Ich wurde hellhörig. „Ist es ein fuchsroter Samthandschuh? Eventuell sogar ein linker?“

Staunend hielt sie mir das Fundstück hin. „Woher wusstest du das?“

„Volltreffer!“, rief ich triumphierend. „Das ist die Visitenkarte vom Velvet Fox! Die Polizisten sagten, der andere Handschuh lag in der Vitrine des Museums.“

„Dann ist Martens tatsächlich unser Dieb!“, jubelte Miray. „Der Aquamarin könnte in seinem Koffer sein. Kriegst du ihn auf?“

„Leider nicht. Er ist abgeschlossen und das Schloss sieht sehr stabil aus.“

Miray schlug sich mit der Faust in die andere Hand. „Verdammt! Ohne Hilfe werden wir nicht weiterkommen. Kannst du die beiden Polizisten holen, Dian? Ich sehe mich währenddessen weiter um.“

Ich nickte und verließ das Abteil.

Mein Herz schlug bis zum Hals, während ich zum Restaurantwagen zurückeilte. Hatten wir den Fall tatsächlich noch vor der Polizei geknackt? In meiner Tasche spürte ich den Samthandschuh, ein untrüglicher Beweis dafür!

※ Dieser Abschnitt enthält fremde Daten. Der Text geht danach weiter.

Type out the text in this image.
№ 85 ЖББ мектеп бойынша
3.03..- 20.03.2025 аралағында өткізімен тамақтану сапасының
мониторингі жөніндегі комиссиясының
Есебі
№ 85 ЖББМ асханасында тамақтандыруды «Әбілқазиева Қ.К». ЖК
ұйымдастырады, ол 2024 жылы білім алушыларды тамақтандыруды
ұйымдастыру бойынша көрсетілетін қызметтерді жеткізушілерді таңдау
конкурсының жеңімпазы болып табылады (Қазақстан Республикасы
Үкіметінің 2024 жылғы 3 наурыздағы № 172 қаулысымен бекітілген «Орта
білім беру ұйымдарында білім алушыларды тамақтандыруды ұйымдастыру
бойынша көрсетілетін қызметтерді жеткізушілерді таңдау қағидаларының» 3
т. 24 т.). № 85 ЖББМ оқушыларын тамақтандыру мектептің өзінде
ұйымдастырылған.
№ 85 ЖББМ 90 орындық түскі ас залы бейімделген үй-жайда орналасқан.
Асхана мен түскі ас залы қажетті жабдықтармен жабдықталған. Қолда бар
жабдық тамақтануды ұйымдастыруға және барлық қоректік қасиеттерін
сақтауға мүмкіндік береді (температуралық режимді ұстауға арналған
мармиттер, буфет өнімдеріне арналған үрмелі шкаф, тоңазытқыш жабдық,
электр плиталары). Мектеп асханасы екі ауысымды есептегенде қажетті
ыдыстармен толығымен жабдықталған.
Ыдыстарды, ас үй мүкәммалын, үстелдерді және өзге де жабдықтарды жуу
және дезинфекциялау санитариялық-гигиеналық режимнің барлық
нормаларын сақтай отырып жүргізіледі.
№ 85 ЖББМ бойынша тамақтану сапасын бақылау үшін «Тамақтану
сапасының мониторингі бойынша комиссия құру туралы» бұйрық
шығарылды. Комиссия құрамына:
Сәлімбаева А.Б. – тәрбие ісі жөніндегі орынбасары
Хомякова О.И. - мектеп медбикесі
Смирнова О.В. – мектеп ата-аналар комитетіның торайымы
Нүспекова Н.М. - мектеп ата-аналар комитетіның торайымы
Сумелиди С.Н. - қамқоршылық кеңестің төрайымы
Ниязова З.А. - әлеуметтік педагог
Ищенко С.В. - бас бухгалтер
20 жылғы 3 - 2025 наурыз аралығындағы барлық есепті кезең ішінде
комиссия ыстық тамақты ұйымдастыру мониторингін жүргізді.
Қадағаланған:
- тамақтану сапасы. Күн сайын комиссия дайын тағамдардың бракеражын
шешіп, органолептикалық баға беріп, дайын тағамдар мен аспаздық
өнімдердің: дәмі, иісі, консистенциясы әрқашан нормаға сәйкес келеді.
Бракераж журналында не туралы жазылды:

Im Restaurant fand ich Martens immer noch an seinem Platz. Arglos schnitt er sich ein Stück Steak ab und schob es mit der Gabel durch eine braune Sauce. Weiter hinten saßen Inspektor Reynaud und Lieutenant Barnes, die gelangweilt ihren Kaffee schlürften. Sicher würde sich ihre Stimmung gleich heben.

Ich trat an sie heran und flüsterte stolz: „Wir haben den Dieb gefunden.“

Unauffällig deutete ich auf Martens.

Lieutenant Barnes lachte abfällig. „Woher wollen Sie das wissen?“

Unbemerkt zog ich das Beweisstück aus meiner Tasche und legte es auf den Tisch. Inspektor Reynaud nahm es rasch an sich und betrachtete es mit großen Augen.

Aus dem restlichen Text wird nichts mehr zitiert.